Learning to Remember: End-to-End Training of Memory Agents for Long-Context Reasoning
arXiv:2602.18493v1 Announce Type: new Abstract: Long-context LLMs and Retrieval-Augmented Generation (RAG) systems process information passively, deferring state tracking, contradiction resolution, and evidence aggregation to query time, which becomes brittle under ultra long streams with frequent updates. We propose the Unified Memory Agent (UMA), an end-to-end reinforcement learning framework that unifies memory operations and question answering within a single policy. UMA maintains a dual memory representation: a compact core summary for global context and a structured Memory Bank that supports explicit CRUD (create, update, delete, reorganize) over key value entries, enabling proactive consolidation during streaming. To evaluate long-horizon memory behavior, we introduce Ledger-QA, a diagnostic benchmark for continuous state tracking where answers are latent values derived from accumulated updates rather than lo cal span retrieval. Across 13 datasets spanning Ledger-QA, Test-Time
arXiv:2602.18493v1 Announce Type: new Abstract: Long-context LLMs and Retrieval-Augmented Generation (RAG) systems process information passively, deferring state tracking, contradiction resolution, and evidence aggregation to query time, which becomes brittle under ultra long streams with frequent updates. We propose the Unified Memory Agent (UMA), an end-to-end reinforcement learning framework that unifies memory operations and question answering within a single policy. UMA maintains a dual memory representation: a compact core summary for global context and a structured Memory Bank that supports explicit CRUD (create, update, delete, reorganize) over key value entries, enabling proactive consolidation during streaming. To evaluate long-horizon memory behavior, we introduce Ledger-QA, a diagnostic benchmark for continuous state tracking where answers are latent values derived from accumulated updates rather than lo cal span retrieval. Across 13 datasets spanning Ledger-QA, Test-Time Learning, and Accurate Retrieval, UMA substantially outperforms long-context and RAG baselines on dynamic reasoning and learning tasks while remaining competitive on standard retrieval benchmarks, underscoring the importance of learned, end-to-end memory management.
Executive Summary
This article proposes the Unified Memory Agent (UMA), an end-to-end reinforcement learning framework that unifies memory operations and question answering within a single policy. UMA maintains a dual memory representation to support proactive consolidation during streaming, enabling it to outperform long-context and Retrieval-Augmented Generation (RAG) baselines on dynamic reasoning and learning tasks. The framework is evaluated on 13 datasets, including Ledger-QA, Test-Time Learning, and Accurate Retrieval. The results demonstrate the importance of learned, end-to-end memory management in processing ultra-long streams with frequent updates. The UMA framework has the potential to revolutionize memory-intensive tasks in areas such as question answering, data retrieval, and content creation.
Key Points
- ▸ The UMA framework unifies memory operations and question answering within a single policy.

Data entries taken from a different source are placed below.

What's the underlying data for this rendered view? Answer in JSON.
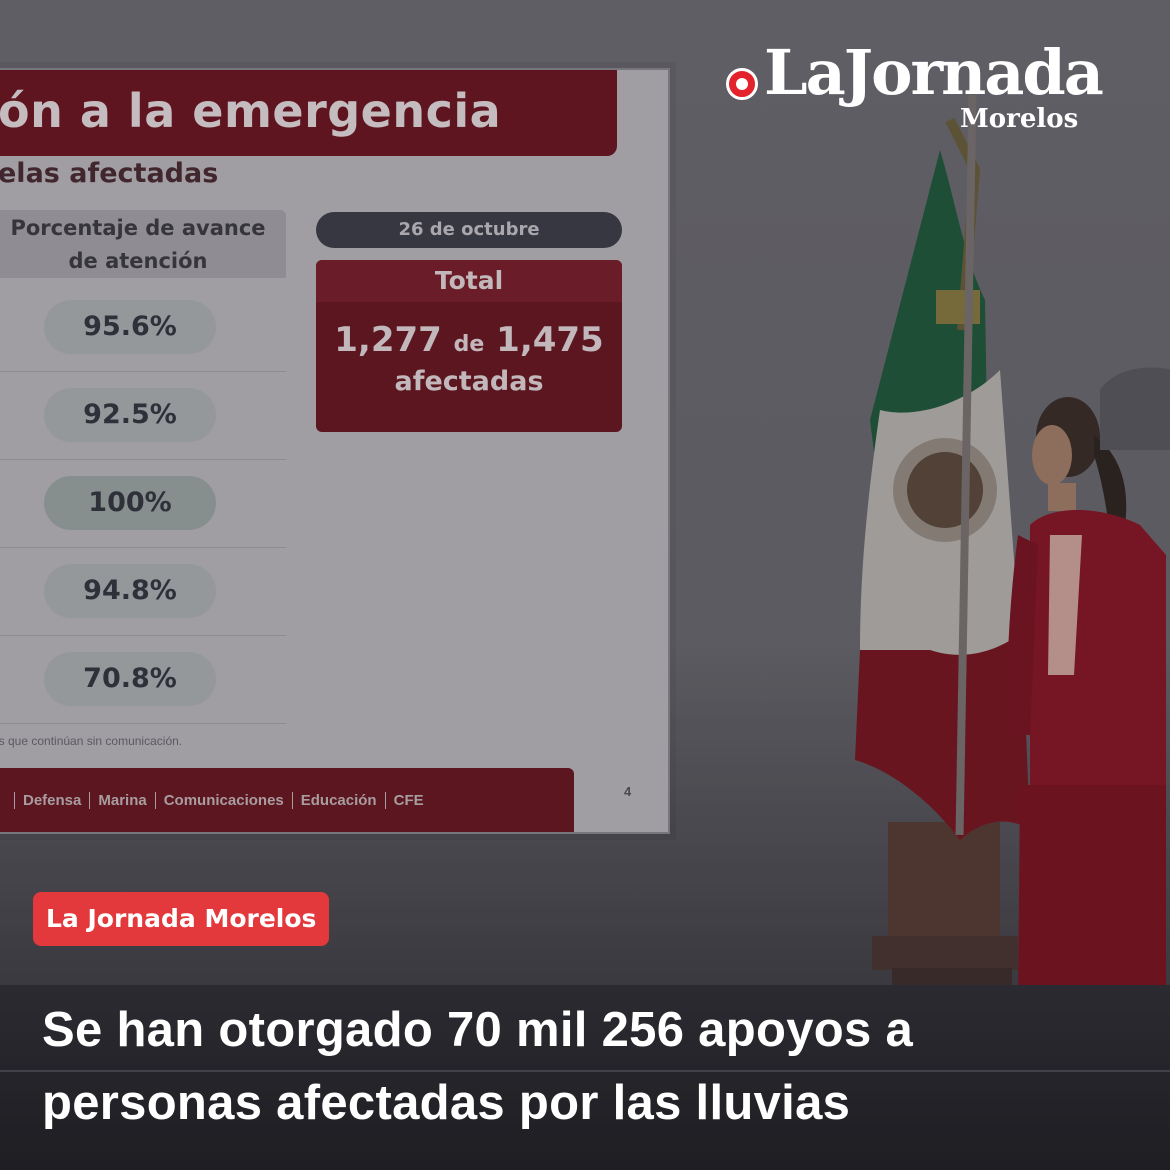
{
  "brand": {
    "name": "LaJornada",
    "sub": "Morelos"
  },
  "tag": "La Jornada Morelos",
  "headline": "Se han otorgado 70 mil 256 apoyos a personas afectadas por las lluvias",
  "slide": {
    "title": "ón a la emergencia",
    "subtitle": "elas afectadas",
    "column_header_line1": "Porcentaje de avance",
    "column_header_line2": "de atención",
    "rows": [
      "95.6%",
      "92.5%",
      "100%",
      "94.8%",
      "70.8%"
    ],
    "footnote": "es que continúan sin comunicación.",
    "date": "26 de octubre",
    "total_label": "Total",
    "total_a": "1,277",
    "total_de": "de",
    "total_b": "1,475",
    "total_sub": "afectadas",
    "logos": [
      "Defensa",
      "Marina",
      "Comunicaciones",
      "Educación",
      "CFE"
    ],
    "page_number": "4"
  },
  "colors": {
    "tag": "#e4393c",
    "slide_red": "#6a1520",
    "flag_green": "#1f5a3a",
    "flag_red": "#7a1420"
  }
}
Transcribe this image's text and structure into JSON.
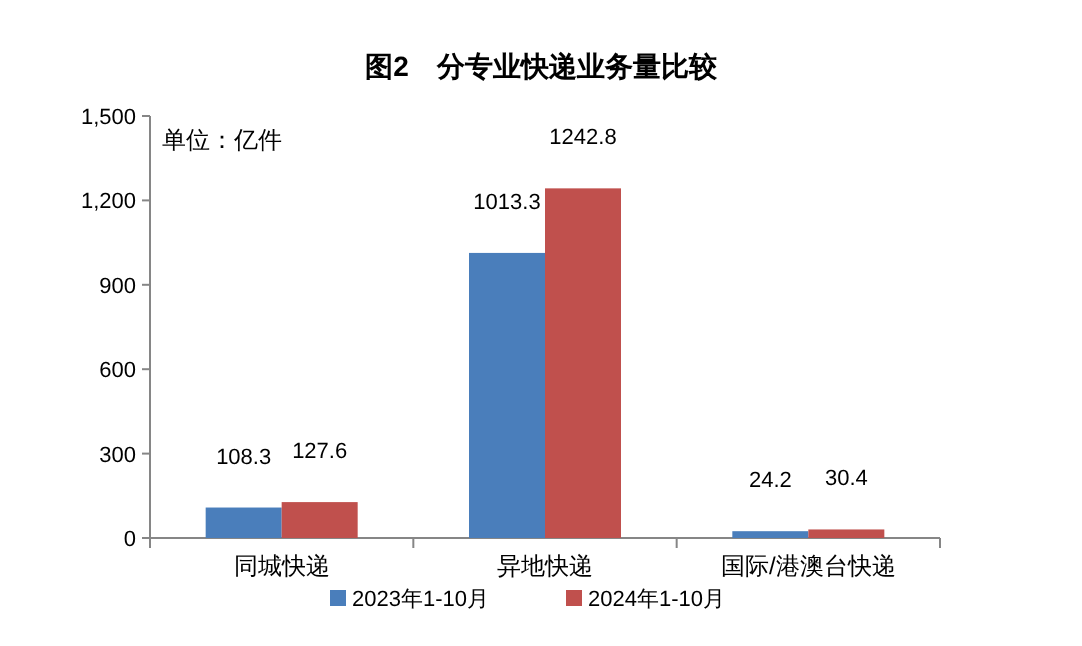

- ▸ UMA maintains a dual memory representation to support proactive consolidation during streaming.
- ▸ UMA outperforms long-context and RAG baselines on dynamic reasoning and learning tasks.
Merits
Strength
The UMA framework's ability to learn and adapt to new information in real-time enables it to outperform traditional long-context and RAG systems in dynamic reasoning and learning tasks.
Demerits
Limitation
The UMA framework requires a significant amount of computational resources and training data, which may be a barrier to adoption in resource-constrained environments.
Expert Commentary
The UMA framework is a significant advancement in the field of memory-augmented neural networks. Its ability to learn and adapt to new information in real-time enables it to outperform traditional long-context and RAG systems in dynamic reasoning and learning tasks. The framework's use of reinforcement learning and dual memory representation are key components of its success. While the framework requires significant computational resources and training data, its potential benefits in memory-intensive tasks make it a worthwhile investment. The UMA framework has the potential to revolutionize areas such as question answering, data retrieval, and content creation, and its implications for policy-making in areas such as healthcare and finance are significant.
Recommendations
- ✓ Further research is needed to improve the efficiency and scalability of the UMA framework.
- ✓ The UMA framework should be applied to a wider range of tasks and domains to fully understand its potential benefits and limitations.